On le voit dans le monde, quand on veut s’en prendre à la démocratie, on s’en prend à la liberté de création et à la liberté d’expression.

Madame la ministre, nous avons d’autres regrets par rapport aux attentes exprimées.

La première concerne les professionnels du spectacle. La pratique en amateur aurait mérité d’être mieux encadrée pour éviter le recours au travail gratuit des artistes et techniciens du spectacle. L’article 11A du projet, en dépit des améliorations intervenues lors des discussions, n’est pas totalement satisfaisant.

Cela nous inquiète d’autant plus que le MEDEF continue sa pression pour remettre en cause la solidarité interprofessionnelle à l’égard du régime spécifique des intermittents du spectacle, fragilisant ainsi encore plus ce métier, car, si nous avons bon espoir de voir promulguer très prochainement le décret pour ratifier l’accord du 28 avril sur l’UNEDIC de la branche spectacle, il faudra bien, en modifiant l’article 34 de la loi de 2015, pérenniser les conditions de vie de ce régime spécifique.

Le deuxième regret, vous vous en doutez, concerne l’archéologie préventive.

De l’avis des syndicalistes de cette branche, des reculs ont été enregistrés depuis la deuxième lecture de l’Assemblée nationale, avec la réintroduction à l’intérieur des régions de la possibilité d’une concurrence d’opérateurs à caractère commercial, la suppression de la maîtrise d’ouvrage du service public, et la suppression, pour le subaquatique, du monopole de l’INRAP.

Enfin, nous regrettons la suppression de l’article 20 bis disposant que les dépenses engagées dans le cadre des contrats de fouilles archéologiques prévus à l’article L. 523-9 du code du patrimoine n’ouvrent pas droit à ce crédit d’impôt. Ainsi, des entreprises privées effectuant des fouilles archéologiques vont continuer de percevoir un crédit d’impôt recherche, qui fait cruellement défaut à la recherche publique, un CIR utilisé pour concurrencer l’INRAP.

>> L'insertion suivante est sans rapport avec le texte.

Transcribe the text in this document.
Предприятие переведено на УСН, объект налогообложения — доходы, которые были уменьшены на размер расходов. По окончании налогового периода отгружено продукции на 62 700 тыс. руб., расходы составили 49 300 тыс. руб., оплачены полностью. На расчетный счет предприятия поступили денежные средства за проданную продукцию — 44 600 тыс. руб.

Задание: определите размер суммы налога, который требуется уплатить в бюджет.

Le ministre du budget, me dit-on à l’instant, a écrit que le CIR pourrait, sous certaines conditions, être ouvert au service public. J’espère que cela se concrétisera.

Vous comprendrez notre déception de n’avoir pu, lors d’une nouvelle lecture, engranger toutes les modifications apportées par les parlementaires qui auraient pu donner toute sa force à ce projet. Aussi, et à contre coeur, les députés du Front de gauche qui se sont beaucoup investis et l’ont voté en première et en deuxième lectures, seront amenés à s’abstenir sur le texte issu de la CMP.